Hamas
leader Ismail Haniyeh killed in raid on Iran residence, says Palestinian group
The death of
the political leader of the Palestinian militant group came hours after Israel
claimed it killed Hezbollah’s top military commander in Beirut
Emma
Graham-Harrison and Quique Kierszenbaum in Jerusalem
Wed 31 Jul
2024 06.43 BST
Ismail
Haniyeh, the political leader of Hamas, has been killed by an airstrike in
Tehran in the early hours of Wednesday morning, the group said, just hours
after Israel claimed it had killed a top Hezbollah commander in Beirut.
Hamas blamed
Israel for Haniyeh’s death, which one official described as a “grave
escalation”. It said he was targeted at “his residence in Tehran, after
participating in the inauguration ceremony of the new Iranian president”.
The dual
assassinations are heavy blows to Hamas and Hezbollah, but also raise the
stakes for Iran, which backs both groups. They will fuel growing fears that the
war in Gaza could spiral into a broader regional conflict.
Iran’s top
security council met early on Wednesday to discuss the country’s response to
the killing, Reuters reported.
The Israeli
military declined to comment on Haniyeh’s death. Israel has vowed to kill all
Hamas leaders after the 7 October attacks and its intelligence services have a
history of covert attacks inside Iran, mostly targeting scientists from the
Iranian nuclear programme.
Haniyeh’s
killing was “a grave escalation that will not achieve its goals”, Hamas
official Sami Abu Zuhri told Reuters.
Hamas has
survived past assassinations of its top leaders, including Haniyeh’s mentor
Ahmed Yassin in 2004, and Haniyeh did not command operations on the ground in
Gaza, after leaving for exile in 2019.
Hamas
fighters inside Gaza are led by Yahya Sinwar, thought to be the mastermind of
the 7 October attacks that killed about 1,200 people and saw 250 others taken
hostage.
US Defense
Secretary Lloyd Austin said on Wednesday morning he did not think a wider war
in the Middle East was “inevitable” after the assassinations.
“I don’t
think war is inevitable. I maintain that.
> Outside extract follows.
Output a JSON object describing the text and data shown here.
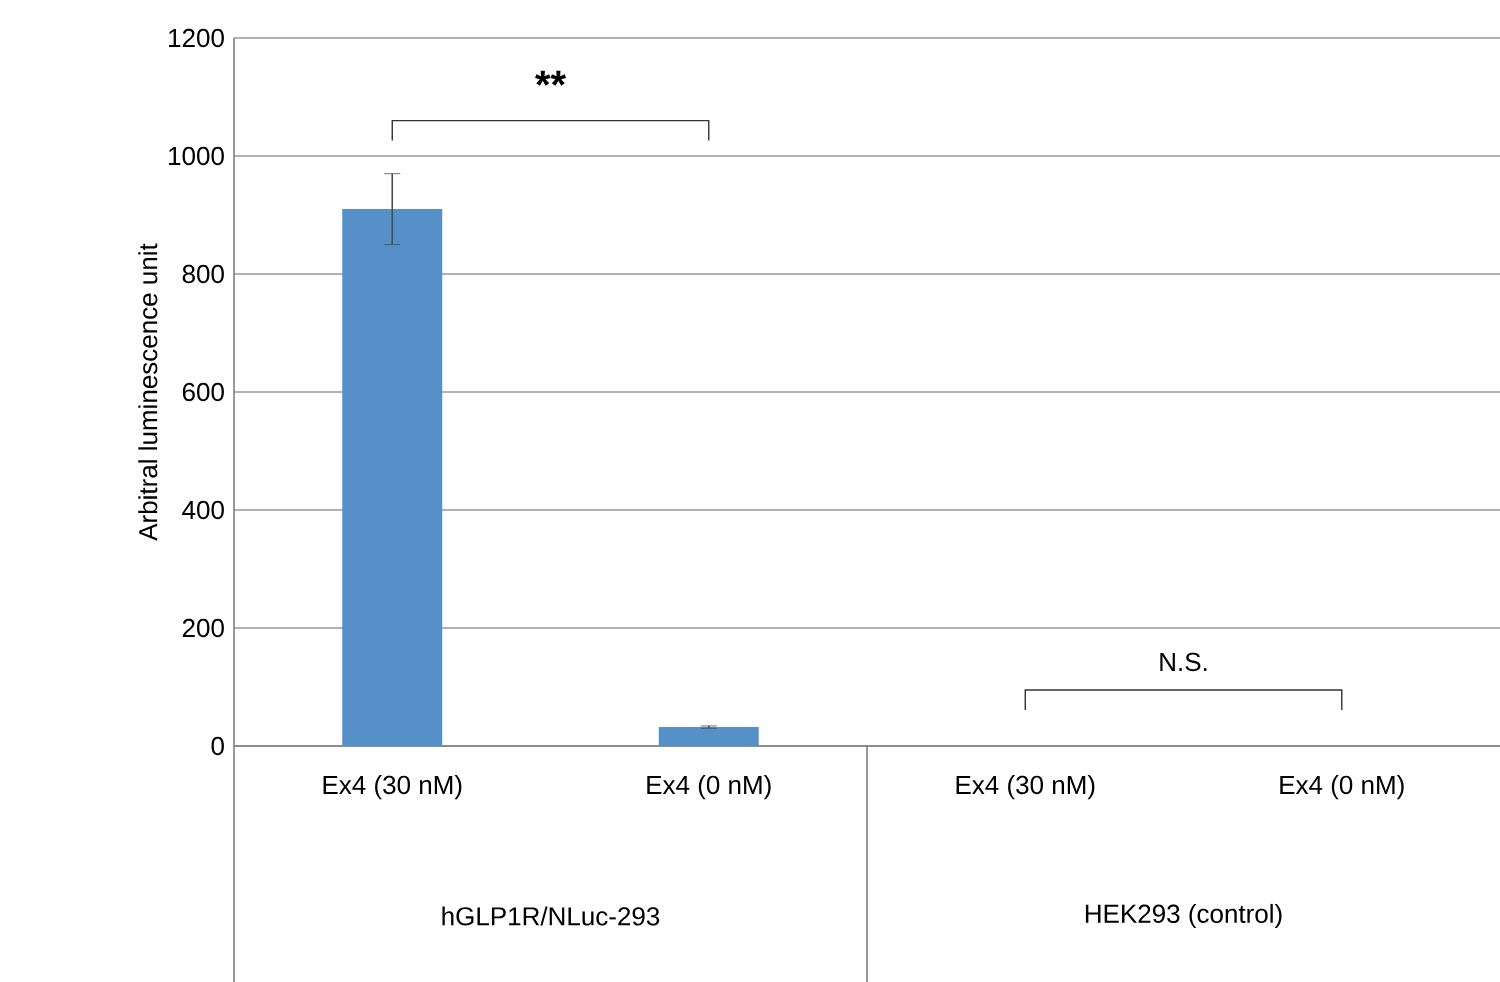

I think there’s always room and
opportunities for diplomacy,” he told reporters on a visit to the Philippines.
US officials
have for months been leading a global diplomatic effort to prevent the war in
Gaza escalating into a broader and even more dangerous regional conflict.
Recently
they had been pushing for at least a temporary ceasefire and hostage-release
deal in Gaza, where Israel’s war since 7 October has killed nearly 40,000
Palestinians and wounded over 90,000 according to health authorities in Gaza.
CIA Director
Bill Burns was in Rome on Sunday for a round of talks with officials from
Israel, Qatar and Egypt, negotiations likely have been thrown into disarray by
the overnight attacks.
Haniyeh’s
death came just hours after Israel claimed it killed Hezbollah’s top military
commander, Fuad Shukur, in an airstrike on a south Beirut suburb launched in
retaliation for a rocket attack that killed 12 children at the weekend.
Lebanon’s
foreign minister said the strike in Beirut was a shock, after assurances from
Israel’s allies that the country was planning a “limited response” that “would
not produce a war”.
“That’s what
we’re afraid of, and hopefully this will not produce a war,” Abdallah Bou Habib
told the Guardian. “We did not expect to be hit in Beirut. We thought these
were red lines that the Israelis would respect.”
On Wednesday
morning Russia and Turkey condemned Haniyeh’s assassination, with Moscow
describing it as a “completely unacceptable political killing”, the Tass news
agency reported.
Palestinian
president Mahmoud Abbas also condemned Haniyeh’s assassination, calling it a
“cowardly act and dangerous development”, according to AP, and Palestinian
national and Islamic factions called for a general strike and mass
demonstrations.
Haniyeh had
repeatedly urged Palestinians to be “steadfast” after Israel killed his mentor
and members of his family; his own death is likely to elicit a similar response
from other Hamas leaders.
In April
when an airstrike killed three of his sons and four grandchildren he insisted
in an interview with Al Jazeera that his personal loss would not pressure Hamas
to shift its position in negotiations.
Inside
Israel, the military said it was assessing the situation, but the home defence
policy – which calls on citizens to prepare for potential attacks – had not
been changed. The country’s northern airspace was completely closed apart from
emergency flights, local media reported.